I have several hundred sets of source code where I know that files were copied from one project to another. Most of the projects were checked into subversion long after the fact (the revision history will be useless). Are there any automated tools which would allow me to figure out which projects were the oldest, and what the family tree of the source code is from there?
If the code contains date information [eg. checkin dates for some previous configuration management tool, etc.] or version information, you should obviously use that as a starting place.
Once you've done that, what you want to do is to compare the source code sets against one another, and form a lineage tree based on minimal distance in terms of edits. That is, A is likely derived from B if the delta count of (A,B) is less than the delta count of (A,x) and (y,B) for all other x and y in the system, for some definition of delta in terms of lines changed, lines moved, files renamed, files moved, etc. Also, if the changes from A to B are a subset of the changes from A to C, B is a likely intermediary.
This reduces your problem to detecting "delta count" across pairs of systems and/or comparing delta sets for subsumption. For this, you probably want a clone detector, which tells you what parts of the code the are the same; the complement is what is different.

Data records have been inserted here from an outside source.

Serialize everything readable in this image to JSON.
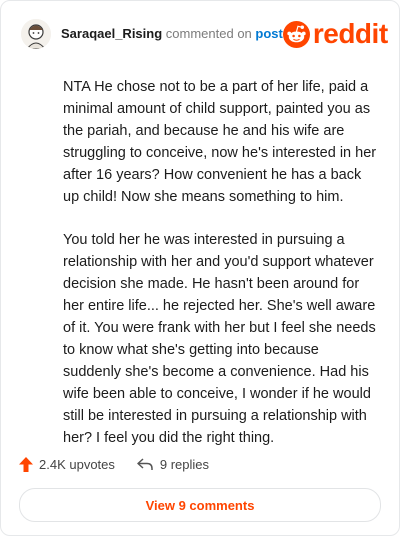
{
  "comment": {
    "username": "Saraqael_Rising",
    "action_text": "commented on",
    "post_link": "post",
    "paragraphs": [
      "NTA He chose not to be a part of her life, paid a minimal amount of child support, painted you as the pariah, and because he and his wife are struggling to conceive, now he's interested in her after 16 years? How convenient he has a back up child! Now she means something to him.",
      "You told her he was interested in pursuing a relationship with her and you'd support whatever decision she made. He hasn't been around for her entire life... he rejected her. She's well aware of it. You were frank with her but I feel she needs to know what she's getting into because suddenly she's become a convenience. Had his wife been able to conceive, I wonder if he would still be interested in pursuing a relationship with her? I feel you did the right thing."
    ]
  },
  "brand": {
    "wordmark": "reddit",
    "color": "#ff4500"
  },
  "footer": {
    "upvotes": "2.4K upvotes",
    "replies": "9 replies",
    "view_comments": "View 9 comments"
  },
  "icons": {
    "avatar": "avatar-icon",
    "logo": "reddit-snoo-icon",
    "upvote": "upvote-arrow-icon",
    "reply": "reply-arrow-icon"
  }
}
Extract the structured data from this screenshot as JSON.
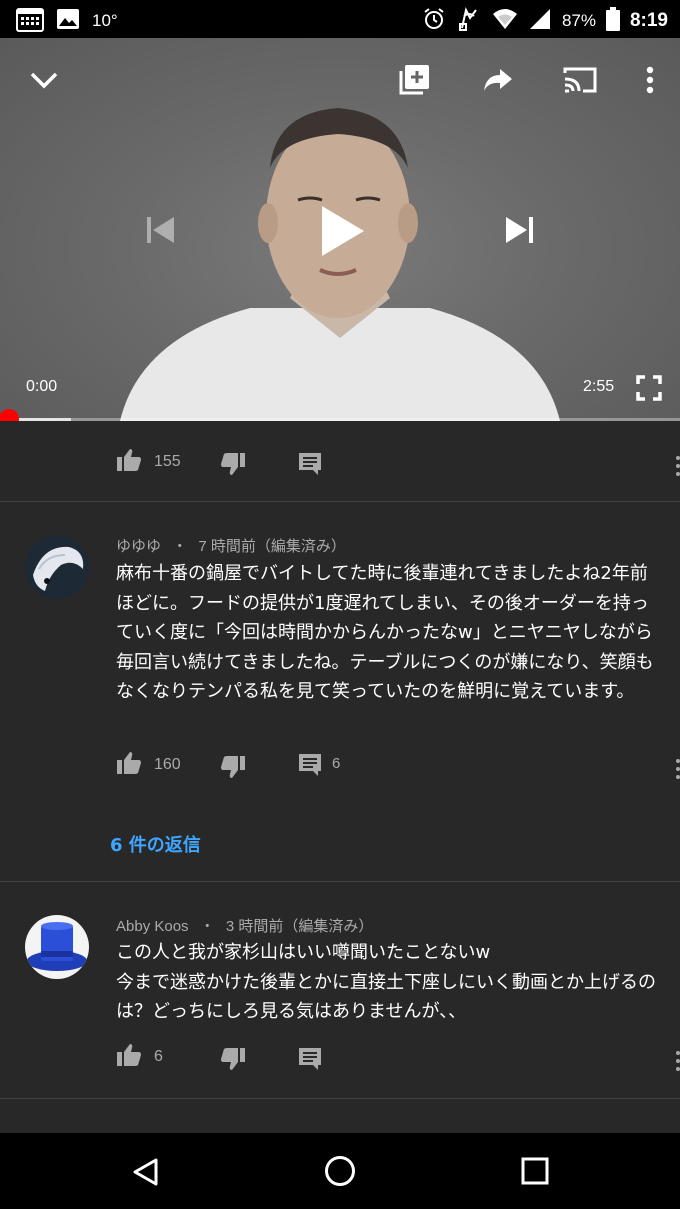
{
  "status_bar": {
    "temperature": "10°",
    "battery": "87%",
    "time": "8:19",
    "icons": [
      "calendar-icon",
      "image-icon",
      "alarm-icon",
      "nfc-icon",
      "wifi-icon",
      "signal-icon",
      "battery-icon"
    ]
  },
  "player": {
    "current_time": "0:00",
    "duration": "2:55",
    "progress_fraction": 0,
    "buffered_fraction": 0.105,
    "top_icons": [
      "collapse-chevron-icon",
      "add-to-playlist-icon",
      "share-icon",
      "cast-icon",
      "more-options-icon"
    ],
    "center_icons": [
      "previous-icon",
      "play-icon",
      "next-icon"
    ]
  },
  "comments": [
    {
      "likes": "155",
      "replies_count": ""
    },
    {
      "author": "ゆゆゆ",
      "separator": "・",
      "time": "7 時間前（編集済み）",
      "text": "麻布十番の鍋屋でバイトしてた時に後輩連れてきましたよね2年前ほどに。フードの提供が1度遅れてしまい、その後オーダーを持っていく度に「今回は時間かからんかったなw」とニヤニヤしながら毎回言い続けてきましたね。テーブルにつくのが嫌になり、笑顔もなくなりテンパる私を見て笑っていたのを鮮明に覚えています。",
      "likes": "160",
      "replies_count": "6",
      "replies_link": "6 件の返信"
    },
    {
      "author": "Abby Koos",
      "separator": "・",
      "time": "3 時間前（編集済み）",
      "text_line1": "この人と我が家杉山はいい噂聞いたことないw",
      "text_line2": "今まで迷惑かけた後輩とかに直接土下座しにいく動画とか上げるのは？どっちにしろ見る気はありませんが、、",
      "likes": "6",
      "replies_count": ""
    }
  ],
  "colors": {
    "background": "#282828",
    "accent_red": "#ff0000",
    "link_blue": "#3ea6ff",
    "muted_text": "#aaaaaa"
  },
  "nav_icons": [
    "back-icon",
    "home-icon",
    "recents-icon"
  ]
}
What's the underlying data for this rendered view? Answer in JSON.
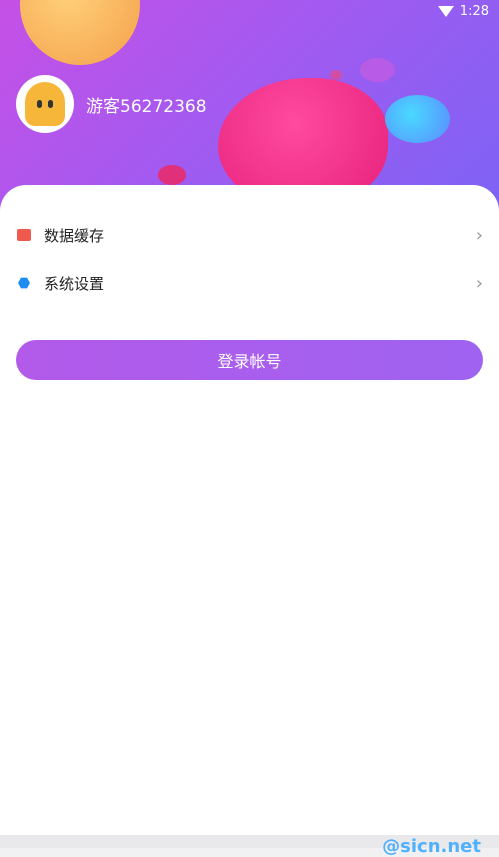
{
  "status_bar": {
    "time": "1:28"
  },
  "profile": {
    "username": "游客56272368"
  },
  "menu": [
    {
      "label": "数据缓存",
      "icon": "broom-icon"
    },
    {
      "label": "系统设置",
      "icon": "hexagon-settings-icon"
    }
  ],
  "login_button": {
    "label": "登录帐号"
  },
  "watermark": "@sicn.net",
  "colors": {
    "accent": "#a35af0",
    "card": "#ffffff",
    "hero_pink": "#e6207a"
  }
}
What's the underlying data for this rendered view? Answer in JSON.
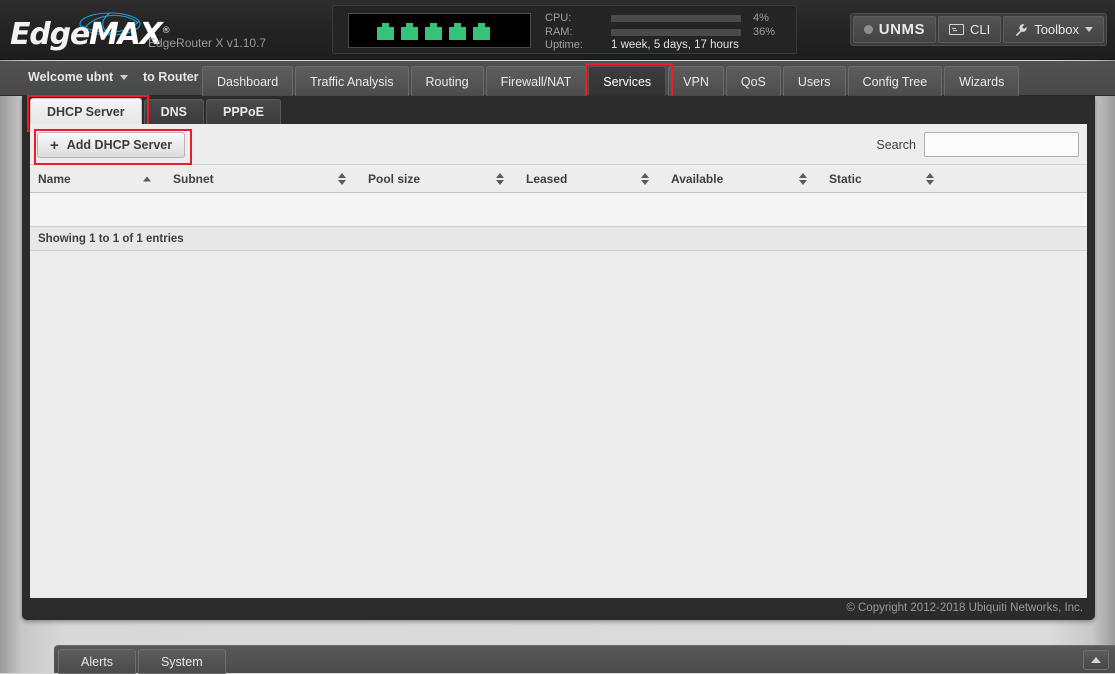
{
  "header": {
    "brand_edge": "Edge",
    "brand_max": "MAX",
    "brand_reg": "®",
    "model": "EdgeRouter X v1.10.7",
    "status": {
      "ports": [
        "port-1",
        "port-2",
        "port-3",
        "port-4",
        "port-5"
      ],
      "cpu_label": "CPU:",
      "cpu_value": "4%",
      "cpu_percent": 4,
      "ram_label": "RAM:",
      "ram_value": "36%",
      "ram_percent": 36,
      "uptime_label": "Uptime:",
      "uptime_value": "1 week, 5 days, 17 hours",
      "meter_color": "#2e8fd4",
      "port_color": "#36c278"
    },
    "actions": {
      "unms_label": "UNMS",
      "unms_sup": "™",
      "cli_label": "CLI",
      "toolbox_label": "Toolbox"
    }
  },
  "nav": {
    "welcome": "Welcome ubnt",
    "to_router": "to Router",
    "tabs": [
      {
        "label": "Dashboard",
        "active": false,
        "highlighted": false
      },
      {
        "label": "Traffic Analysis",
        "active": false,
        "highlighted": false
      },
      {
        "label": "Routing",
        "active": false,
        "highlighted": false
      },
      {
        "label": "Firewall/NAT",
        "active": false,
        "highlighted": false
      },
      {
        "label": "Services",
        "active": true,
        "highlighted": true
      },
      {
        "label": "VPN",
        "active": false,
        "highlighted": false
      },
      {
        "label": "QoS",
        "active": false,
        "highlighted": false
      },
      {
        "label": "Users",
        "active": false,
        "highlighted": false
      },
      {
        "label": "Config Tree",
        "active": false,
        "highlighted": false
      },
      {
        "label": "Wizards",
        "active": false,
        "highlighted": false
      }
    ],
    "highlight_color": "#ee1c25"
  },
  "subtabs": [
    {
      "label": "DHCP Server",
      "active": true,
      "highlighted": true
    },
    {
      "label": "DNS",
      "active": false,
      "highlighted": false
    },
    {
      "label": "PPPoE",
      "active": false,
      "highlighted": false
    }
  ],
  "toolbar": {
    "add_button_icon": "+",
    "add_button_label": "Add DHCP Server",
    "search_label": "Search",
    "search_value": "",
    "search_placeholder": ""
  },
  "table": {
    "columns": [
      {
        "label": "Name",
        "sort": "asc"
      },
      {
        "label": "Subnet",
        "sort": "none"
      },
      {
        "label": "Pool size",
        "sort": "none"
      },
      {
        "label": "Leased",
        "sort": "none"
      },
      {
        "label": "Available",
        "sort": "none"
      },
      {
        "label": "Static",
        "sort": "none"
      }
    ],
    "rows": [],
    "info": "Showing 1 to 1 of 1 entries"
  },
  "footer": {
    "copyright": "© Copyright 2012-2018 Ubiquiti Networks, Inc."
  },
  "bottombar": {
    "buttons": [
      {
        "label": "Alerts"
      },
      {
        "label": "System"
      }
    ],
    "scroll_top_icon": "chevron-up-icon"
  }
}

I don't know if anybody has packaged this up into a neat form for easy use. The closest you might come is a structural clone detector, see http://www.comp.nus.edu.sg/~stan/PAPERS/CMCA%20Summary.pdf I don't think this produces fine-grain matching, so the delta count might be a little rough.
If you want finer grain clone detection, and the code is largely in one computer language, you might consider our CloneDR and/or SmartDifferencers, which compare code at the level of abstract syntax trees extracted from language-precise parsers.